As ever, Mr. Trump will govern his own way. He delivered three speeches on Monday — an inaugural address, a speech to the overflow crowd indoors at the Capitol and another at the arena — instead of the usual single speech.

“I was saved by God to make America great again,” he declared in the Capitol Rotunda.

But his role will now involve, eventually and inevitably, a plan of succession. His elevation of JD Vance as vice president has made him the obvious inheritor. Republicans are already quietly speculating that the 2028 field — the first without Mr. Trump since 2012 — could be jumbo-size. Vivek Ramaswamy, a former 2024 presidential candidate, is already making plans to seek the Ohio governorship in 2026, having bowed out of the new so-called Department of Government Efficiency.

Curt Anderson, a veteran Republican strategist, estimated that 98 percent of the Republican Party is aligned with Mr. Trump — “other than a stray dog here and there.” And he said that even most of Mr.
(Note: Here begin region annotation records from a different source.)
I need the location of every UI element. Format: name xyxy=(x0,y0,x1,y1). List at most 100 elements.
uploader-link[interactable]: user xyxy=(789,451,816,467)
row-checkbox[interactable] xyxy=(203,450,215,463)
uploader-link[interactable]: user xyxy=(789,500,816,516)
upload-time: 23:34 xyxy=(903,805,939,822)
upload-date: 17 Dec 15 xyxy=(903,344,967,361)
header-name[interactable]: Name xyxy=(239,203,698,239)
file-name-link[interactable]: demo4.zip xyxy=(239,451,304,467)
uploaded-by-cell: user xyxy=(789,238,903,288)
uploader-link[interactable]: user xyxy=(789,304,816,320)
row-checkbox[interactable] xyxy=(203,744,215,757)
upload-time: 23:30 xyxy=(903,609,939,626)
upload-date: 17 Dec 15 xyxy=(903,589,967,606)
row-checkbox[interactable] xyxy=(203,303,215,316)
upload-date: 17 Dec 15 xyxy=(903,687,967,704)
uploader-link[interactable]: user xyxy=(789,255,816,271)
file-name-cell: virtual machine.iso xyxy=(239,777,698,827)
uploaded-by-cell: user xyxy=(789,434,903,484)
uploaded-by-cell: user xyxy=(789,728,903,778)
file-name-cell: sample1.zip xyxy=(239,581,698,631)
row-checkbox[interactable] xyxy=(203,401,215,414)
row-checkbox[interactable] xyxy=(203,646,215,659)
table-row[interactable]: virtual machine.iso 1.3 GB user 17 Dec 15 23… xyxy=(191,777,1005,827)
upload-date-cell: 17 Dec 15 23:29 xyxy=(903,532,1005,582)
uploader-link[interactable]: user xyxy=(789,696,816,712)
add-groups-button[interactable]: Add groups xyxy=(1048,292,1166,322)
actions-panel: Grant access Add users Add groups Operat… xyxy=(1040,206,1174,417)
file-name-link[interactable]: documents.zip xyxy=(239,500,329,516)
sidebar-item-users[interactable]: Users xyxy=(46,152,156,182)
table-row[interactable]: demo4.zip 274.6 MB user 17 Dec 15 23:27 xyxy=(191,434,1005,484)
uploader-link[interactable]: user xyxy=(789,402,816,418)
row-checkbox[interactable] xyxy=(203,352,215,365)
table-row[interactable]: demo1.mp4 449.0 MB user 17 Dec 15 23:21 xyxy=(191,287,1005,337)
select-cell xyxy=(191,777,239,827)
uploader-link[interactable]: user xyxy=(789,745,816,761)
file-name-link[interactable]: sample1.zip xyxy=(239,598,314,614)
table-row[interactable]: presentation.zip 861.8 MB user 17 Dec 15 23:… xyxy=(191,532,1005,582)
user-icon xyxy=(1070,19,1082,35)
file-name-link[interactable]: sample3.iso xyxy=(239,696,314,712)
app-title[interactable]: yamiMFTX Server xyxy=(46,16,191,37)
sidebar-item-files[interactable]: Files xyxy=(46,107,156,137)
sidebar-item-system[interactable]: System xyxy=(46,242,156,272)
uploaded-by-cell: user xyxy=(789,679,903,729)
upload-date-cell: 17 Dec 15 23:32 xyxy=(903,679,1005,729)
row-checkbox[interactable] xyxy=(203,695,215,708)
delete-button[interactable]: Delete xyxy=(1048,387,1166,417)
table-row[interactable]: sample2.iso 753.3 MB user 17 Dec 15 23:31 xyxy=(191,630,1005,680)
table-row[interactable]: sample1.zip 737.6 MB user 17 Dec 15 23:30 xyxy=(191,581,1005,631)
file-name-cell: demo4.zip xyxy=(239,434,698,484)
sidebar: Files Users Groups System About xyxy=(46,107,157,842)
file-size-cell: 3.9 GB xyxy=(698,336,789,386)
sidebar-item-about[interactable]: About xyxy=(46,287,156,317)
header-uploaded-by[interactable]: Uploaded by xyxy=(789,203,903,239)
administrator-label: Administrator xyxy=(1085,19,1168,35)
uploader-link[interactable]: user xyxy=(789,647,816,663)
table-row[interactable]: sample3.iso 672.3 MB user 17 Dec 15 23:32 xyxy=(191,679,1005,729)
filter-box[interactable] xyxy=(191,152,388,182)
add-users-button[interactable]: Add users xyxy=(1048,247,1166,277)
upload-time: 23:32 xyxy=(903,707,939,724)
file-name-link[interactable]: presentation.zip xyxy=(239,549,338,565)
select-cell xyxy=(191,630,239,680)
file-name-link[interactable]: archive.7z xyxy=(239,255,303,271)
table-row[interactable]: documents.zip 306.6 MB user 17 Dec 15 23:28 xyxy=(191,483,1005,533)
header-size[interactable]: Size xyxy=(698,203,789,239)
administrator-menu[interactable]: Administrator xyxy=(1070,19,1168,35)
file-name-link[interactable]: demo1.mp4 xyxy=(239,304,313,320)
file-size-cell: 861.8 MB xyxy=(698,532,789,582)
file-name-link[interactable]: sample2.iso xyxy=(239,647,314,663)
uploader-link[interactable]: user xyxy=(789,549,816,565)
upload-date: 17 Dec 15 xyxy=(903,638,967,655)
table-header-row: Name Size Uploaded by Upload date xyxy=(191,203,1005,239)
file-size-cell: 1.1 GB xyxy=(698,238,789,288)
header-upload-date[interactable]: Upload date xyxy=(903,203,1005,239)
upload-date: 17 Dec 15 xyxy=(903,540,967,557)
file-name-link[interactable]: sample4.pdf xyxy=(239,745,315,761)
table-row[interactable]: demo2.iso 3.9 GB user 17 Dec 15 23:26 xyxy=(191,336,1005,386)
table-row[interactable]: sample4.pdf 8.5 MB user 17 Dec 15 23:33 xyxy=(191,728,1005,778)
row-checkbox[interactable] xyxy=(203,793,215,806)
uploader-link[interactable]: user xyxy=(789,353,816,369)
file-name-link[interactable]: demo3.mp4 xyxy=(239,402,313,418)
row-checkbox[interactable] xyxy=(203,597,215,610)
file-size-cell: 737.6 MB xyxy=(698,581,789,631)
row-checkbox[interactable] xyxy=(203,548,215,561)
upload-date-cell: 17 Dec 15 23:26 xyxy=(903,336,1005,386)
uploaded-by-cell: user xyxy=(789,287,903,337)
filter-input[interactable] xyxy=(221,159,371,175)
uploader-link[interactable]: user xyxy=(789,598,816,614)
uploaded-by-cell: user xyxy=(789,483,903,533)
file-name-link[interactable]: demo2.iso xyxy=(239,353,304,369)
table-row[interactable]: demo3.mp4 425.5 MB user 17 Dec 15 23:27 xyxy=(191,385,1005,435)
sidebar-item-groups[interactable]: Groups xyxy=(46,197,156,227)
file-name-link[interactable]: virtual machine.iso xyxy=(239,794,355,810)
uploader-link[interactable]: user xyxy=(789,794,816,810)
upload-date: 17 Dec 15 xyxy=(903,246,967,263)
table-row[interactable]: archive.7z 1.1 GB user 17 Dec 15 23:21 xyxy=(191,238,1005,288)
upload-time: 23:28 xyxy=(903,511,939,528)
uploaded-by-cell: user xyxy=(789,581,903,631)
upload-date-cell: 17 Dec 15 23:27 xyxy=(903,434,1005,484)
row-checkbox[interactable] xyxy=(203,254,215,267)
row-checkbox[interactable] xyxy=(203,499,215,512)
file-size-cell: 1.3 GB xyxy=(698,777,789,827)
Trump’s quiet skeptics are, for now, “too afraid to oppose him.”

“He’s going to get a lot done, and this shock-and-awe strategy is excellent,” Mr. Anderson said of the planned early blitz of activity.

On Monday, while Mr. Trump’s inauguration was underway, the Democratic National Committee sent a fund-raising email that asked a pointed, poignant question.

“Are you ready to keep fighting?”

The answer is not yet clear. There has been no outburst equivalent to the Women’s March of 2017 among progressive activists. And the party is grappling with the loss of the White House — again — to Mr. Trump, who not only won the popular vote for the first time but also cut into Democratic support among nonwhite working-class voters.

In his inaugural address, Mr. Trump made explicit his promise not to forget Black and Hispanic voters who cast their ballots for him. At the same time, he delivered the speech surrounded by some of the nation’s wealthiest elites in tech and beyond; among them: Elon Musk, Mark Zuckerberg, Jeff Bezos, Bernard Arnault, Sergey Brin, Miriam Adelson and Tim Cook.

Democrats tallied up the wealth of inauguration attendees and arrived at a startling figure — more than $1 trillion. It’s a sum that reinforced the warning that former President Joseph R. Biden Jr. had offered in his farewell address, cautioning against both the “rise of a tech-industrial complex” and “an oligarchy” taking shape. Mr. Biden called both a danger to the nation.

For now, Democrats, long allied with the tech industry, are still seeking a new political posture, as corporate chieftains of Silicon Valley have so visibly curried favor with Mr. Trump throughout the transition.

Gavin Wax, a Trump ally and president of the New York Young Republican Club, said that Mr. Trump had the freedom not to be bogged down by “the political necessities” of seeking re-election.

“Second-term curses happen because they are second terms,” Mr. Wax said. “This is a second first term with a way better team.”